Gradient Accumulation

Problem Description

Implement a training step with gradient accumulation — simulating large batches with limited memory.

Signature

def accumulated_step(model, optimizer, loss_fn, micro_batches) -> float:
    # micro_batches: list of (input, target) tuples
    # Returns: average loss (float)

Algorithm

1. optimizer.zero_grad()

2. For each (x, y) in micro_batches: loss = loss_fn(model(x), y) / len(micro_batches), then loss.backward()

3. optimizer.step()

4. Return total accumulated loss

The key insight: dividing each loss by n before backward makes accumulated gradients equal to a single large-batch gradient.

Template

Implement the function below.

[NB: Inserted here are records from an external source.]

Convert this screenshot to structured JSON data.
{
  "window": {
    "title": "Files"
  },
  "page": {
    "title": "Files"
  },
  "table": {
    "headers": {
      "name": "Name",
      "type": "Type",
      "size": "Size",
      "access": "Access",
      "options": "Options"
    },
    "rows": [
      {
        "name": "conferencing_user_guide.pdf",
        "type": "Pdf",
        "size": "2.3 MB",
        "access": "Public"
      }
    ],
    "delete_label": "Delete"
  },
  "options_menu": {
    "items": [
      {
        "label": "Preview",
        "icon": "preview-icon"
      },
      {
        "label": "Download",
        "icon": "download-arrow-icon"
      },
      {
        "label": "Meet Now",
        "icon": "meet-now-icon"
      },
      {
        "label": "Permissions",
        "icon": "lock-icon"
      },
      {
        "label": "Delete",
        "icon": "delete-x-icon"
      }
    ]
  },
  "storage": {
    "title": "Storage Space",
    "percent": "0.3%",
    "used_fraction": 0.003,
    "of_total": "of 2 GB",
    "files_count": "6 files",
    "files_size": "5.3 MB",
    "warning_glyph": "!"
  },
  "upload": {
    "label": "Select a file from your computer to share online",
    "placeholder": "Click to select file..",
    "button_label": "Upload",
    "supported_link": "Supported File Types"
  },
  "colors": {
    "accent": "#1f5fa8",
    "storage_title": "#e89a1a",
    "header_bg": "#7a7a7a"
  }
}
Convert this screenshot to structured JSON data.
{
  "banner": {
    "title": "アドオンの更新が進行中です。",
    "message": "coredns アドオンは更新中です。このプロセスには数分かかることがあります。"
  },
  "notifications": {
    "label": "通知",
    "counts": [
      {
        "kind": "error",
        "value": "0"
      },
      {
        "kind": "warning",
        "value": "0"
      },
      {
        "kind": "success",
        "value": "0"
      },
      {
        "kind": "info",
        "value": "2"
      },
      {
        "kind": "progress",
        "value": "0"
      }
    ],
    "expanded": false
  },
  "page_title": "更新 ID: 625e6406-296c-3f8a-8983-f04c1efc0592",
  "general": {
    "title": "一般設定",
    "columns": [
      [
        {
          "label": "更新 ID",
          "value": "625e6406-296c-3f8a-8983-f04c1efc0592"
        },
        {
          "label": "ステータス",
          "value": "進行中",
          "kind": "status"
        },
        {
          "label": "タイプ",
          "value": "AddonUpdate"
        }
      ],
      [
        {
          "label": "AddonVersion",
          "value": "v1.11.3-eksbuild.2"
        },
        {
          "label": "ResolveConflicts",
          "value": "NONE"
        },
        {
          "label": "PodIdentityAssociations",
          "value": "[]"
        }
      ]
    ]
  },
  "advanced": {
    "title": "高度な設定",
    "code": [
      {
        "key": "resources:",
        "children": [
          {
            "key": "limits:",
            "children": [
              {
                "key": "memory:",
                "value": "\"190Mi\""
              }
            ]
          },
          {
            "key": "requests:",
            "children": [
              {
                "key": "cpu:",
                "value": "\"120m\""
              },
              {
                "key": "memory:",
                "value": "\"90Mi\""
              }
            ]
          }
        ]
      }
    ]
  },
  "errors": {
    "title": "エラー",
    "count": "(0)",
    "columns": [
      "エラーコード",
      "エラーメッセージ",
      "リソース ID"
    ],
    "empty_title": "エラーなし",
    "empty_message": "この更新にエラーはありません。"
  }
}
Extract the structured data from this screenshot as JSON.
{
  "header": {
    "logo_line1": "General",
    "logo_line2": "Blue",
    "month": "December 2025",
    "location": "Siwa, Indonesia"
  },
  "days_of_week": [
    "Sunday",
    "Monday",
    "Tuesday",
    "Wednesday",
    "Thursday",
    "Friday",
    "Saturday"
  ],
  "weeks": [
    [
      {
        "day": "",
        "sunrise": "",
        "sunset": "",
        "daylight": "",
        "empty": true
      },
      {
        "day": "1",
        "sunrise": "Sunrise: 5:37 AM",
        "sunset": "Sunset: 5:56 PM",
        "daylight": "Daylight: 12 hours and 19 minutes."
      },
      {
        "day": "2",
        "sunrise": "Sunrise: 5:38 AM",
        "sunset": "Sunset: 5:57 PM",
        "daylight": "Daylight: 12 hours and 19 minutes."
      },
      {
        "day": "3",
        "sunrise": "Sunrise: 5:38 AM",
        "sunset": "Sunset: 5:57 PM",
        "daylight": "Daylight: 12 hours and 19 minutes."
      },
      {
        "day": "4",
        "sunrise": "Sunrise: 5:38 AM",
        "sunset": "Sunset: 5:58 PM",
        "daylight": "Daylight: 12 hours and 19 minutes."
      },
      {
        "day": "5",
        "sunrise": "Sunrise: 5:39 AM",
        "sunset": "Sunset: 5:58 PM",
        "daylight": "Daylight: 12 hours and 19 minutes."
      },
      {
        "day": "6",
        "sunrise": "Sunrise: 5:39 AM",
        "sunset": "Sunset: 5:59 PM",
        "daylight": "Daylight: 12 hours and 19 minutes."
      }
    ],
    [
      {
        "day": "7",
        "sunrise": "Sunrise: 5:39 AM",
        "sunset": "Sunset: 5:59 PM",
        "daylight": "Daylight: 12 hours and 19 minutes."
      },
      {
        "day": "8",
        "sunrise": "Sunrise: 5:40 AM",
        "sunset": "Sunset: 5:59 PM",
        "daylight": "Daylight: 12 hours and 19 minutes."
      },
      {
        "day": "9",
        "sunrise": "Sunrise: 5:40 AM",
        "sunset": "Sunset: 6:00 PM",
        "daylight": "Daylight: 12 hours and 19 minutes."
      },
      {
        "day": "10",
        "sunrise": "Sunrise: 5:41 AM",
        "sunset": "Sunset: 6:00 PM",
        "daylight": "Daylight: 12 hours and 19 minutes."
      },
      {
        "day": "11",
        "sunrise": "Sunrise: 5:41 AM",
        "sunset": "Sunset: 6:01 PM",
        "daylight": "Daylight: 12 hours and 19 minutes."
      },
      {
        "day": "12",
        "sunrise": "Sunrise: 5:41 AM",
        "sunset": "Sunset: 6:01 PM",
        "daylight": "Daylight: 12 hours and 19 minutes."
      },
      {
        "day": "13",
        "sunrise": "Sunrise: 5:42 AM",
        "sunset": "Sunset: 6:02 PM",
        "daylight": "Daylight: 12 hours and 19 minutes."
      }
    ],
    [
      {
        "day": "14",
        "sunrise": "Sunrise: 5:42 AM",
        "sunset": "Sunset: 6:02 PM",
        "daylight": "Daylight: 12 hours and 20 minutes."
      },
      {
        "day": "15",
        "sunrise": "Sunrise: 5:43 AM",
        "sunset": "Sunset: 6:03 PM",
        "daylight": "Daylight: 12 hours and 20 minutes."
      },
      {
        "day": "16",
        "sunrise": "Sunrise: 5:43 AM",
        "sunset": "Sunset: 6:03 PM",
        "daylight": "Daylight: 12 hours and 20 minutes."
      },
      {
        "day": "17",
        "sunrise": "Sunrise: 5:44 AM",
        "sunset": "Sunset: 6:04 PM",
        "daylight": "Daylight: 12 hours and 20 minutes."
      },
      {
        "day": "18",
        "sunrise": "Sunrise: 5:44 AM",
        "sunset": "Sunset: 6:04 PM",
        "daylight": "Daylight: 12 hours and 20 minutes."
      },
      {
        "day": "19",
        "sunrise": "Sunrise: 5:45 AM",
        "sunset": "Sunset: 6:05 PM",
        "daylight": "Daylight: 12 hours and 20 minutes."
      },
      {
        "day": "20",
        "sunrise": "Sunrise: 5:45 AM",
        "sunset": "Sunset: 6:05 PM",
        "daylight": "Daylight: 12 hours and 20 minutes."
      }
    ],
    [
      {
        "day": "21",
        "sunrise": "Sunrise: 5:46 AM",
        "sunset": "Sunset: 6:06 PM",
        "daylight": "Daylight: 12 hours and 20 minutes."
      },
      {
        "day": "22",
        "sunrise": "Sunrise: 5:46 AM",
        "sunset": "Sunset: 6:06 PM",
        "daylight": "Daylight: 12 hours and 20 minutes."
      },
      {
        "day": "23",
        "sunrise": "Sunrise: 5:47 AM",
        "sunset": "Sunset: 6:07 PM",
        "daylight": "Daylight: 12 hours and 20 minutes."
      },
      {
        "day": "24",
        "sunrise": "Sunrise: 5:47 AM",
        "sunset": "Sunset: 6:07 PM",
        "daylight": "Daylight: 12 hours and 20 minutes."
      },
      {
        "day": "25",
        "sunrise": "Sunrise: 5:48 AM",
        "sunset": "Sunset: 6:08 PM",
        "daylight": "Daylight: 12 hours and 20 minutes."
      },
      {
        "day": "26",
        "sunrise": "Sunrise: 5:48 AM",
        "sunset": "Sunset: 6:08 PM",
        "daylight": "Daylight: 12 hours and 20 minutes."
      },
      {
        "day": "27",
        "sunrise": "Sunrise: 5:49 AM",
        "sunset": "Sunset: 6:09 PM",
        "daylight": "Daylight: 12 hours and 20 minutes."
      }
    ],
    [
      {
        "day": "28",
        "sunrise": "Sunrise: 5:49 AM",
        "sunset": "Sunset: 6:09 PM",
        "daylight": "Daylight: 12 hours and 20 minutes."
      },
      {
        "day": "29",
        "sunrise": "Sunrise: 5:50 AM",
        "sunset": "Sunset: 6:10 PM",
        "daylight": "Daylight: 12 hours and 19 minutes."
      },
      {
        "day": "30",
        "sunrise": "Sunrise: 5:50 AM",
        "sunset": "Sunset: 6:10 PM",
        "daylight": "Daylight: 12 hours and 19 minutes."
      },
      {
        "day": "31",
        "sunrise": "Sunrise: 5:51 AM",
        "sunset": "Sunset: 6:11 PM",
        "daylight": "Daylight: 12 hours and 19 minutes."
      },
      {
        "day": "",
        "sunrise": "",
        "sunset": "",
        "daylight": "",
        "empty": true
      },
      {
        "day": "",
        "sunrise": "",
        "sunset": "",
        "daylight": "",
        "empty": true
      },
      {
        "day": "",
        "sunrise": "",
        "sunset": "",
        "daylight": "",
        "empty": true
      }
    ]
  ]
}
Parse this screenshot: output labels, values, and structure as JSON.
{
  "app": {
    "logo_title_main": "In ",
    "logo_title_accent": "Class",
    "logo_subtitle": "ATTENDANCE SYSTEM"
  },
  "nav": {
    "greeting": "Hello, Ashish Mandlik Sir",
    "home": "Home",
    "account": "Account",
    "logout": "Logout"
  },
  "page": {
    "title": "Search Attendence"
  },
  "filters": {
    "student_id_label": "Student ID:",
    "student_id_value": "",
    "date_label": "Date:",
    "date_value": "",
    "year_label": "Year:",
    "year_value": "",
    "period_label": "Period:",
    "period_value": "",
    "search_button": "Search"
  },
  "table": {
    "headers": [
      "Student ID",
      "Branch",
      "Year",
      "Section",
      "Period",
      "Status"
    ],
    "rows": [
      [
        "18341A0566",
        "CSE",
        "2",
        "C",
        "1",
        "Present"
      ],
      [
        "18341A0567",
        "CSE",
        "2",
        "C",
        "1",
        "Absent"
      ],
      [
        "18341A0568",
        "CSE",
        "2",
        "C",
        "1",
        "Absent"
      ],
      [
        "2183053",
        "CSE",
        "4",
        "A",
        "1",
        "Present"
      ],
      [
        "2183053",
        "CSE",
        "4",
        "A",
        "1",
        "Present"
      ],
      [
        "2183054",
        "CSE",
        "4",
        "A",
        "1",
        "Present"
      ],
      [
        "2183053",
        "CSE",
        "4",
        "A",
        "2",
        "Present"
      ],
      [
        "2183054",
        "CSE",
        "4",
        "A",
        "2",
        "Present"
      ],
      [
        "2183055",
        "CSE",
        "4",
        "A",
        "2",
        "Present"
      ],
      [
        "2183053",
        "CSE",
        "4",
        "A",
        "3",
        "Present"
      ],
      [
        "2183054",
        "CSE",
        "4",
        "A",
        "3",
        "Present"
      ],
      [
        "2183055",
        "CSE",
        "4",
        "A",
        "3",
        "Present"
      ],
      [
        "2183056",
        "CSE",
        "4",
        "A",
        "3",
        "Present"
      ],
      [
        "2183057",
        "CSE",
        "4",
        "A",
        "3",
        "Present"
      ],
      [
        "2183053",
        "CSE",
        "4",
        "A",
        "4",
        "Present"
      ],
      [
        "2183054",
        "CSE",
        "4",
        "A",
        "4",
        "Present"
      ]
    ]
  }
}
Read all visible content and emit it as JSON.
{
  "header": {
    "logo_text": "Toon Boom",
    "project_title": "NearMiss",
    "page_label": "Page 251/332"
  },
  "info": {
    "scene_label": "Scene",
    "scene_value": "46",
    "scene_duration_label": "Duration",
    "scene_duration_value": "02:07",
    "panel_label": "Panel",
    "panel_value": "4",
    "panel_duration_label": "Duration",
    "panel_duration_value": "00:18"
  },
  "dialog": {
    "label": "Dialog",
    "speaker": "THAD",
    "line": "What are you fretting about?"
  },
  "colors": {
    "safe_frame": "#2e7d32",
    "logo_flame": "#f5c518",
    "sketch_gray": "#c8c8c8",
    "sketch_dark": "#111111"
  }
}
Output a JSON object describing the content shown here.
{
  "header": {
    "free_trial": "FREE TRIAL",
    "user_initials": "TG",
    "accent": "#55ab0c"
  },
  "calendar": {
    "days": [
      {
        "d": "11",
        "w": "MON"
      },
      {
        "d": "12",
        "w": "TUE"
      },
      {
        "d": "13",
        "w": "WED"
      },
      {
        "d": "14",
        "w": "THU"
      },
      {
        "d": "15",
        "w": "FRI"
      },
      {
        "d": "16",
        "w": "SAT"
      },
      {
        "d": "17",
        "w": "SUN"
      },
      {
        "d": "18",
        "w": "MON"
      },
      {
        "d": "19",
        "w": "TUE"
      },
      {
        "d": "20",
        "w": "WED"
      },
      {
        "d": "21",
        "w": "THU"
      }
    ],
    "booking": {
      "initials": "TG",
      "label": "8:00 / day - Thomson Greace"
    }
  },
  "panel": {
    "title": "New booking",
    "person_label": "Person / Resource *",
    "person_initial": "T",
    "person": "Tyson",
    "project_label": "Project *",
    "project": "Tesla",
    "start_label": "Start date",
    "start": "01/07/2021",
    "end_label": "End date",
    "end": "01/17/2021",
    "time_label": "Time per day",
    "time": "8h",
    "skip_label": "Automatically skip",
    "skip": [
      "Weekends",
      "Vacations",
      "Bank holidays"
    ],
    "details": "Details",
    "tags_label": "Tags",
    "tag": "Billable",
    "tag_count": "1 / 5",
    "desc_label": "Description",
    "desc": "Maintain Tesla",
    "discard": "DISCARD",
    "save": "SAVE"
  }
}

Use only basic PyTorch operations.

# ✏️ YOUR IMPLEMENTATION HERE

def accumulated_step(model, optimizer, loss_fn, micro_batches):
    pass  # zero_grad, loop (forward, scale loss, backward), step

Test Your Implementation

Use this code to debug before submitting.

# 🧪 Debug
model = nn.Linear(4, 2)
opt = torch.optim.SGD(model.parameters(), lr=0.01)
loss = accumulated_step(model, opt, nn.MSELoss(),
    [(torch.randn(2, 4), torch.randn(2, 2)) for _ in range(4)])
print('Loss:', loss)

Reference Solution

Try solving it yourself first! Click below to reveal the solution.

# ✅ SOLUTION

def accumulated_step(model, optimizer, loss_fn, micro_batches):
    optimizer.zero_grad()
    total_loss = 0.0
    n = len(micro_batches)
    for x, y in micro_batches:
        loss = loss_fn(model(x), y) / n
        loss.backward()
        total_loss += loss.item()
    optimizer.step()
    return total_loss

Tips

Run Locally

For interactive practice with auto-grading, run TorchCode locally:
pip install torch-judge then use check("gradient_accumulation")

Key Concepts

Micro-batching, loss scaling